Yoshimasa told Iranian Oil Minister Javad Owji in Tokyo on Wednesday that Japan places great importance on the relationship with Iran, a policy he said was the legacy of late former Japanese prime minister Shinzo Abe.
Owji has been in Japan to attend a state funeral held for Abe nearly three months after he was assassinated in a shooting attack in Nara, in central Japan. The Iranian minister has also held meetings with senior Japanese government officials and heads of leading energy firms in the country.
Japan’s foreign ministry said in a report about the meeting between Yoshimasa and Owji that the two officials had discussed efforts by global powers to revive a 2015 international deal on Iran’s nuclear program, which if restored, it could allow Iran to significantly increase its oil exports to countries like Japan.

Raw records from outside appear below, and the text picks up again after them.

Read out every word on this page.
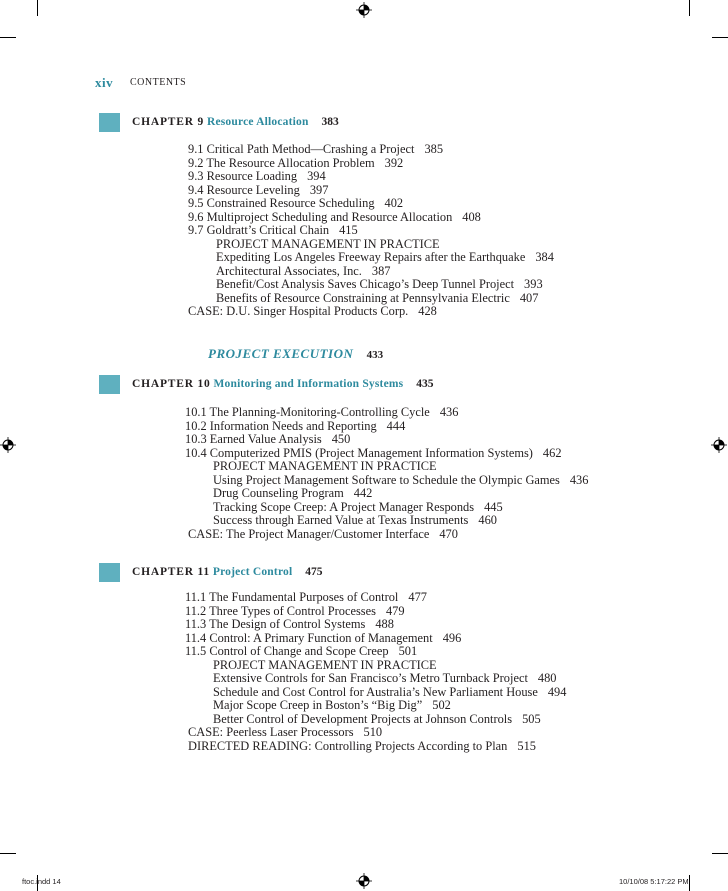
xiv CONTENTS
CHAPTER 9 Resource Allocation 383
9.1 Critical Path Method—Crashing a Project 385
9.2 The Resource Allocation Problem 392
9.3 Resource Loading 394
9.4 Resource Leveling 397
9.5 Constrained Resource Scheduling 402
9.6 Multiproject Scheduling and Resource Allocation 408
9.7 Goldratt’s Critical Chain 415
PROJECT MANAGEMENT IN PRACTICE
Expediting Los Angeles Freeway Repairs after the Earthquake 384
Architectural Associates, Inc. 387
Benefit/Cost Analysis Saves Chicago’s Deep Tunnel Project 393
Benefits of Resource Constraining at Pennsylvania Electric 407
CASE: D.U. Singer Hospital Products Corp. 428
PROJECT EXECUTION 433
CHAPTER 10 Monitoring and Information Systems 435
10.1 The Planning-Monitoring-Controlling Cycle 436
10.2 Information Needs and Reporting 444
10.3 Earned Value Analysis 450
10.4 Computerized PMIS (Project Management Information Systems) 462
PROJECT MANAGEMENT IN PRACTICE
Using Project Management Software to Schedule the Olympic Games 436
Drug Counseling Program 442
Tracking Scope Creep: A Project Manager Responds 445
Success through Earned Value at Texas Instruments 460
CASE: The Project Manager/Customer Interface 470
CHAPTER 11 Project Control 475
11.1 The Fundamental Purposes of Control 477
11.2 Three Types of Control Processes 479
11.3 The Design of Control Systems 488
11.4 Control: A Primary Function of Management 496
11.5 Control of Change and Scope Creep 501
PROJECT MANAGEMENT IN PRACTICE
Extensive Controls for San Francisco’s Metro Turnback Project 480
Schedule and Cost Control for Australia’s New Parliament House 494
Major Scope Creep in Boston’s “Big Dig” 502
Better Control of Development Projects at Johnson Controls 505
CASE: Peerless Laser Processors 510
DIRECTED READING: Controlling Projects According to Plan 515
ftoc.indd 14	10/10/08 5:17:22 PM
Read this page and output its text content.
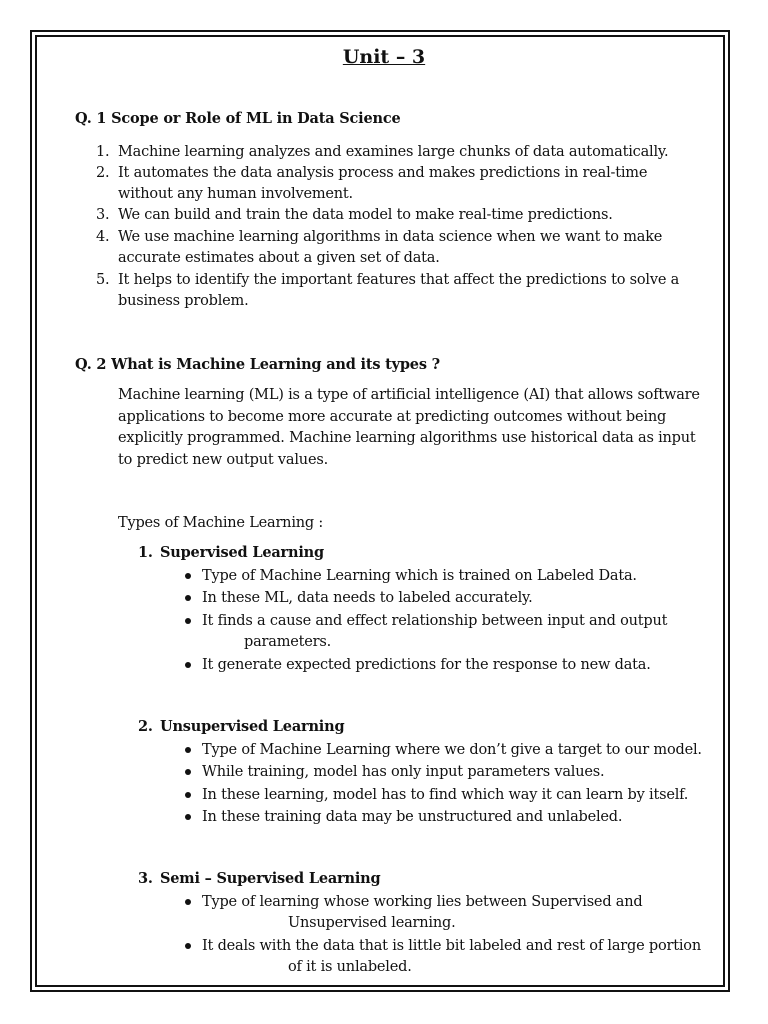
Unit – 3
Q. 1 Scope or Role of ML in Data Science
1. Machine learning analyzes and examines large chunks of data automatically.
2. It automates the data analysis process and makes predictions in real-time
without any human involvement.
3. We can build and train the data model to make real-time predictions.
4. We use machine learning algorithms in data science when we want to make
accurate estimates about a given set of data.
5. It helps to identify the important features that affect the predictions to solve a
business problem.
Q. 2 What is Machine Learning and its types ?
Machine learning (ML) is a type of artificial intelligence (AI) that allows software
applications to become more accurate at predicting outcomes without being
explicitly programmed. Machine learning algorithms use historical data as input
to predict new output values.
Types of Machine Learning :
1. Supervised Learning
Type of Machine Learning which is trained on Labeled Data.
In these ML, data needs to labeled accurately.
It finds a cause and effect relationship between input and output
parameters.
It generate expected predictions for the response to new data.
2. Unsupervised Learning
Type of Machine Learning where we don’t give a target to our model.
While training, model has only input parameters values.
In these learning, model has to find which way it can learn by itself.
In these training data may be unstructured and unlabeled.
3. Semi – Supervised Learning
Type of learning whose working lies between Supervised and
Unsupervised learning.
It deals with the data that is little bit labeled and rest of large portion
of it is unlabeled.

Iran’s Oil Ministry’s public relations office said in a report that Owji had expressed hope in the meeting with Yoshimasa that Japanese energy companies would expand their presence in the Iranian oil and gas projects.
The minister said Iran has plans to attract some $160 billion worth of investment to its petroleum sector until 2029 as it seeks to increase its crude oil output to 5.7 million barrels per day and to raise natural gas production to 1.5 billion cubic meters per day, according to the report.
The report said that during the meeting Yoshimasa recounted his work some 40 years ago in Japan’s Mitsui Group where he had become familiar with the huge potentials of the Iranian oil and gas industry.